The best possibility the Demon Penitent opens up is the symbolic, and that’s where he really adds to the section. In the first place, the story of a man who relentlessly imposes his bodily functions on spiritual places is inherently a symbol of the tension between the physical and the supernatural. His focus on serial desecration through excretion, as well as the sheer volume of his bladder, is so outlandish and unusual that it acquires a kind of literary charge; it must mean something, because it’s just too peculiar to be mere plot. With regard to Christianity (the religion I’m most familiar with), there’s a lot we could say about the church(es) in terms of continual appeals to the supernatural as an authority over the physical—look at sacerdotal and conventual celibacy, for one very conspicuous example—and the Demon Penitent draws all this into play. Additionally, he at least activates associations with the religious function of conceptualizing and managing the afterlife; one of the things religion has always been concerned with is the transition from physical to no-longer-physical existence, which is a transition that’s been happening an awful lot in Santa Teresa lately.

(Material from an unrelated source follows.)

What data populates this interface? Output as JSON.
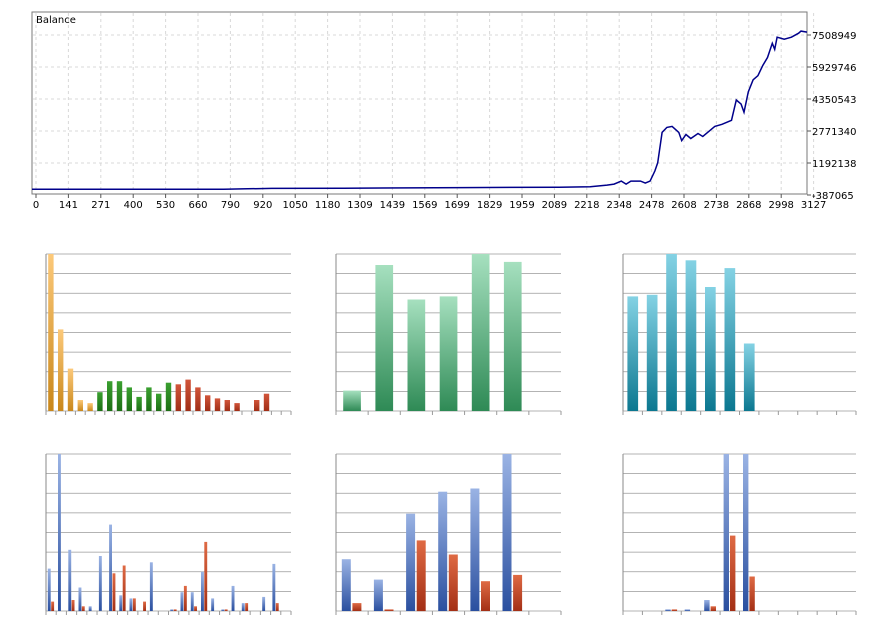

In an interesting way, though, the Demon Penitent is also an attack on the symbolic. His intent, remember, is to leave his waste all over the church and behead or destroy statues; the killings are essentially incidental. His goal is to deface the symbols of his faith, and he in fact adapts his methods in order to minimize the chances of feeling forced to harm anyone. I may be pressing the point a little too hard (or the next 250 pages may befool me), but I see his profanations as an assault on the value of any kind of symbolism, at least in the context of Santa Teresa. Facts in that city must be addressed, and to withdraw to a second-order experience of them, to see them as anything other than stark reality, is to refuse to confront them. Symbolism is cold comfort when it substitutes for action or tries to organize a set of events that are so immediate and horrible. In this sense, the Demon Penitent makes the same argument that the Part About the Critics does regarding criticism: The enormity of the events in Santa Teresa requires engagement. There is no neutrality or aloofness in the matter, because more will die without wide-scale intervention.

* I know that should be “sacrilege” in the title, but think of the sonority!